Opponents in the ongoing fight to construct a new youth detention facility planned for the Central District joined in verbal combat, spitting state laws instead of protest anthems, dressed not in the uniforms of resistance but those of “Office Space.”
The Washington State Court of Appeals in Tacoma heard an oral argument July 13 in a near-empty courthouse over a deceptively simple set of questions: Did King County voters know when they approved the levy for the Children and Family Justice Center in 2012 the amount and duration of the levy, or has King County been improperly overcharging its citizens since 2014?
Five years ago, a minority of King County voters went to the ballot box and voted to approve a levy to replace the Children and Family Justice Center, “which serves the justice needs of children and families.” The recursive definition skated around the substance of the project, opponents say, which is a jail for young people and some courtrooms to try their cases.
Many community members felt they had been tricked into voting for something opposed to their ideals.
The proposed youth detention facility would replace the existing building at 12th Avenue and Alder Street in Seattle’s Central District. Voters passed a property tax in 2012 to pay for the $210 million project.
The project has come under fire from opponents who point out that the facility disproportionately jails children of color and would be built in a neighborhood that is historically diverse, but rapidly gentrifying.
Previous arguments hinged on that alleged inaccuracy in the ballot language, but the group Ending the Prison Industrial Complex’s (EPIC) position in the appeals court took a technical twist: Lawyers argued that the language about property tax increases does not allow the county to collect the full amount it anticipated.
The ballot language for 2012’s Proposition 1 says that it will increase property taxes by 7 cents per $1,000 of assessed value in 2013. It goes on to say that increases over the next eight years will be determined by Washington state law, which caps increases in property taxes at 1 percent plus an increase for new construction.
The argument, put forward by Knoll Lowney, the attorney representing EPIC, is that the 7-cent increase applied only to 2013 and not future years. The levies in subsequent years should have dropped back down to levels calculated as though 2013 had been a normal year.
Instead, the county continued to charge as though the 7-cent lift had been approved for all nine years of the levy, plus the normal 1 percent and new construction increase, the county’s stated intent.
The correct language was present in the original ordinance approved by King County Council when it put the measure on the ballot in the first place, Lowney said.
“It was removed in the actual ballot title,” Lowney said.
That would mean that, by Lowney’s reasoning, the moment that King County began collecting the higher rate, rather than letting the 7-cent bump expire and have the 2014 levy return to the lower amount, it was breaking the law.

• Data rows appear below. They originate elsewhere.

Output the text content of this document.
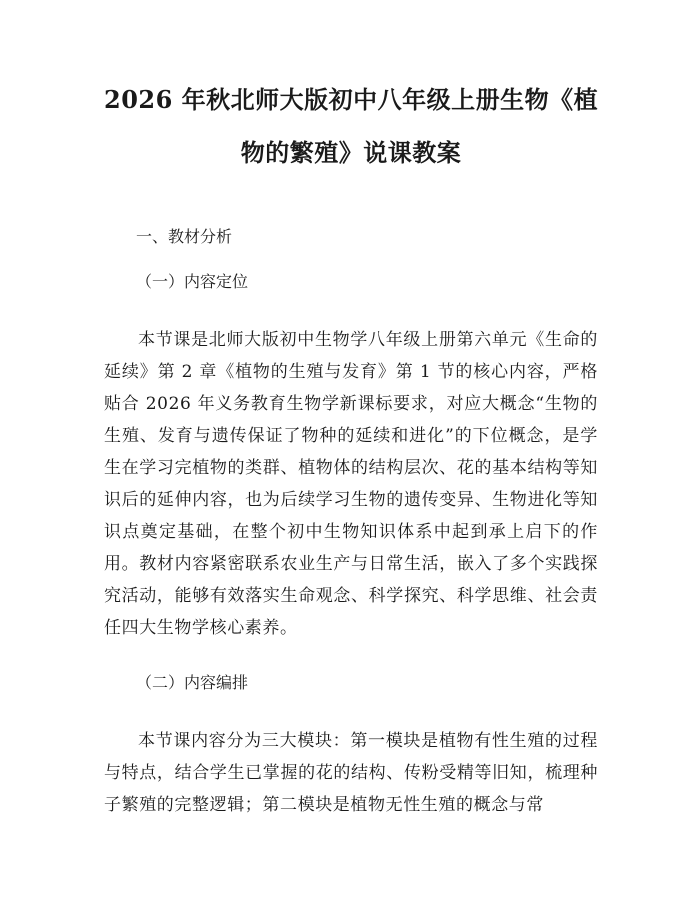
2026 年秋北师大版初中八年级上册生物《植
物的繁殖》说课教案

一、教材分析

（一）内容定位

本节课是北师大版初中生物学八年级上册第六单元《生命的延续》第 2 章《植物的生殖与发育》第 1 节的核心内容，严格贴合 2026 年义务教育生物学新课标要求，对应大概念“生物的生殖、发育与遗传保证了物种的延续和进化”的下位概念，是学生在学习完植物的类群、植物体的结构层次、花的基本结构等知识后的延伸内容，也为后续学习生物的遗传变异、生物进化等知识点奠定基础，在整个初中生物知识体系中起到承上启下的作用。教材内容紧密联系农业生产与日常生活，嵌入了多个实践探究活动，能够有效落实生命观念、科学探究、科学思维、社会责任四大生物学核心素养。

（二）内容编排

本节课内容分为三大模块：第一模块是植物有性生殖的过程与特点，结合学生已掌握的花的结构、传粉受精等旧知，梳理种子繁殖的完整逻辑；第二模块是植物无性生殖的概念与常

If the appeals court judges agree with this interpretation, it means that King County has been improperly charging excessive property taxes for the past three years, and could have the effect of severely reducing funds available for the construction of the youth jail.
On the defense was Deputy Prosecuting Attorney Thomas Kuffel. He offered a two-prong rebuttal to Lowney’s claims, first saying that a logical reading of the ballot language would lead a voter to conclude that the 7-cent bump was in place all nine years, and that EPIC’s time to argue ballot language had long passed.
“There are two ways to read the ballot title in this case, but only one that makes sense,” Kuffel told the three judges. “And it’s not the appellants.’ ”
The other interpretation “doesn’t make sense” because King County does not have to go to voters for the 1 percent plus new construction bump that’s already built into property taxes in the state, Kuffel said.
Why would the county put a measure on the ballot that it already had the authority to enact?
That refrain, “it doesn’t make sense,” was used a couple times before Judge Bradley Maxa interjected.
“If it doesn’t make sense, that doesn’t mean you win,” Maxa said. “You lose.” Kuffel also argued that EPIC, and the 60 organizations that signed on in support of its cause, were late to the party. A challenge to ballot language long before it gets to the ballot and certainly less than the five years since the measure passed.
“It’s convenient because it absolves them of the responsibility to monitor this process,” Kuffel said.
“My clients were mostly in high school at that time,” Lowney said in his rebuttal.
It could be months before the judges come down with a final decision on the matter.
So far the EPIC team has not had much success in court. The first lawsuit was filed at the beginning of 2016, also in Pierce County, but was ultimately dismissed.
They appealed when the Seattle Department of Construction and Inspections (SDCI) approved a master use permit — needed for construction of the courthouses and youth detention center — but the hearing examiner dismissed it saying that the Seattle City Council had not specified the matter as something that could be appealed at all.
Councilmembers Mike O’Brien and Kshama Sawant brought forward an ordinance to remedy that, which ultimately passed, but the retroactive fix didn’t impress judges in King County when epic appealed the hearing examiner’s decision.
In the meantime, the project to build new courtrooms and a youth detention facility at the existing site is already under way. SDCI approved a demolition permit for the site, and abandoned buildings on the premises are being demolished.